The Dow Jones has finished lower five straight trading days, is in danger of suffering its first six-day losing streak since March 2017.

More: Trump threatens to slap new tariffs on $200 billion in Chinese goods

More: Global stocks tumble after new Trump tariff threat

U.S. companies caught in the middle of the trade fight between the world's two biggest economies "are not immune" and could see their sales and earnings come under pressure if the situation worsens and commerce slows, Erlam said.

Trump said the new tariffs, which come days after his administration leveled $50 billion in duties on a wide array of Chinese goods, were a response to the retaliatory trade barriers the Chinese government imposed Friday. Trump said the latest round of tariffs — which he set at 10% — will go into effect if Beijing moves forward with its own import restrictions.

In overseas trading, Germany’s DAX was down 1.3 percent and France’s CAC 40 fell 1.3 percent. London’s FTSE 100 lost 0.5 percent.
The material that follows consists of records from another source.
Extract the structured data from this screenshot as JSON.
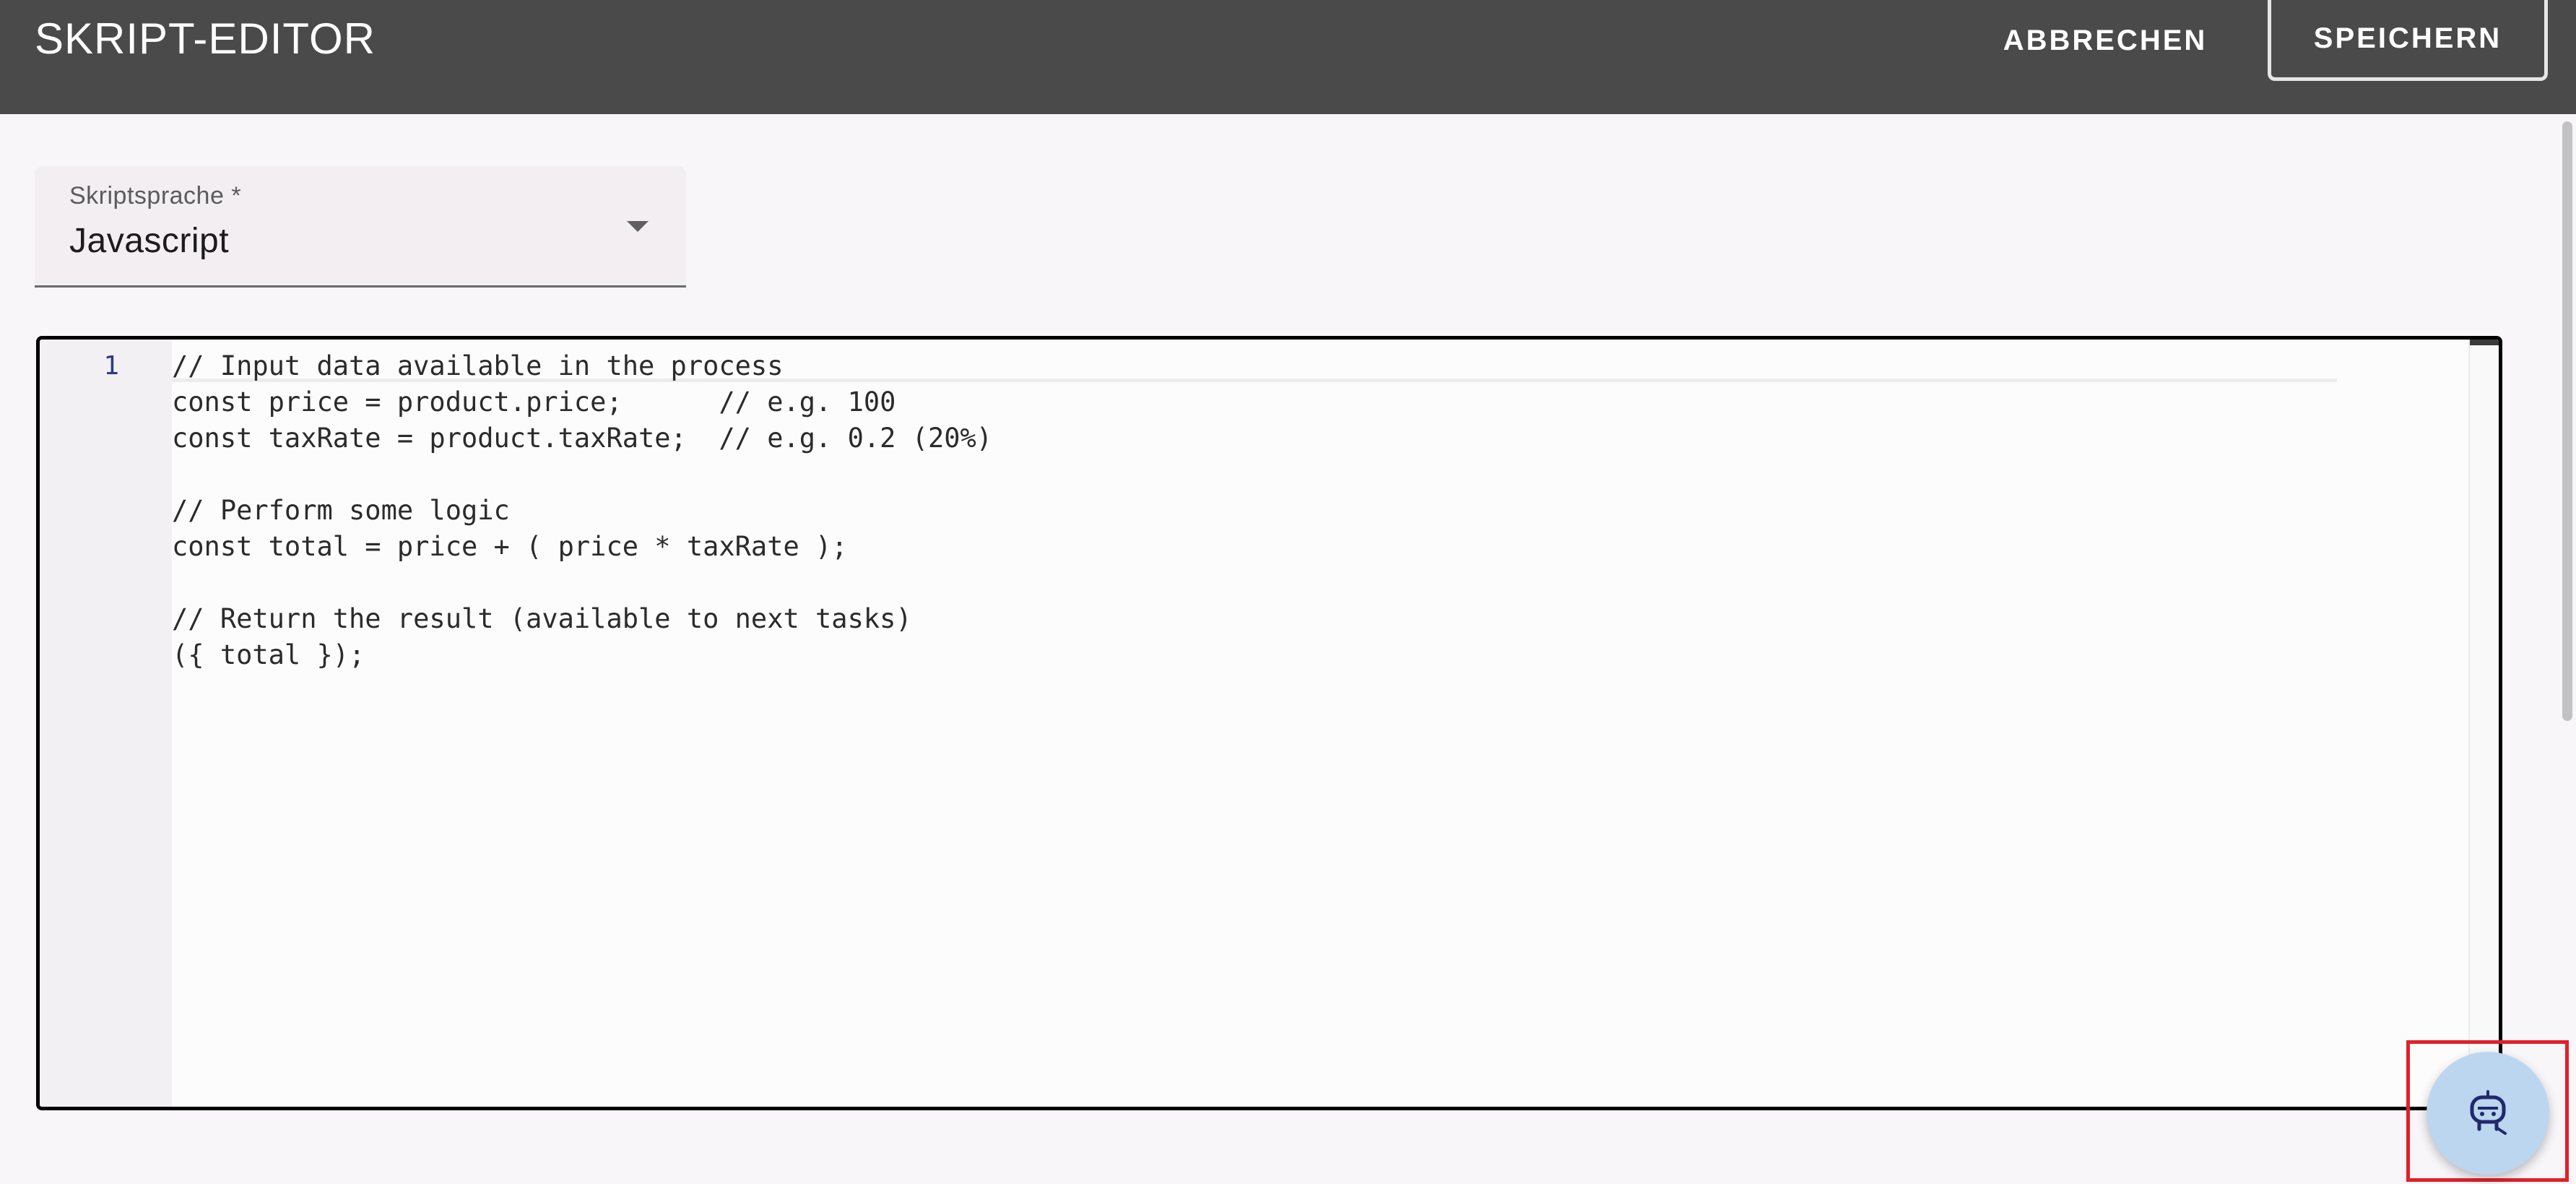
{
  "header": {
    "title": "SKRIPT-EDITOR",
    "cancel_label": "ABBRECHEN",
    "save_label": "SPEICHERN"
  },
  "language_select": {
    "label": "Skriptsprache *",
    "value": "Javascript"
  },
  "editor": {
    "line_numbers": [
      "1"
    ],
    "lines": [
      "// Input data available in the process",
      "const price = product.price;      // e.g. 100",
      "const taxRate = product.taxRate;  // e.g. 0.2 (20%)",
      "",
      "// Perform some logic",
      "const total = price + ( price * taxRate );",
      "",
      "// Return the result (available to next tasks)",
      "({ total });"
    ]
  },
  "assistant_button": {
    "icon": "robot-assistant-icon"
  },
  "colors": {
    "header_bg": "#4a4a4a",
    "highlight_border": "#e0202a",
    "fab_bg": "#bcd6f0",
    "line_number": "#2a3a8a"
  }
}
Hong Kong’s Hang Seng lost 2.8 percent to 29,468.15. Tokyo’s Nikkei 225 retreated 1.8 percent and Seoul’s Kospi gave up 1.5 percent.

“President Donald Trump’s unwillingness to back down became apparent this morning, once again sinking markets into a risk-off atmosphere,” Jingyi Pan of IG said in a report. Pan said market attention turned to China for “signs of further retaliation.”

Benchmark U.S. crude was down $1 to $64.85 per barrel in electronic trading on the New York Mercantile Exchange.

The dollar declined to 109.93 yen from Monday’s 110.54 yen. The euro edged down to $1.1560 from $1.1623 vs. the dollar.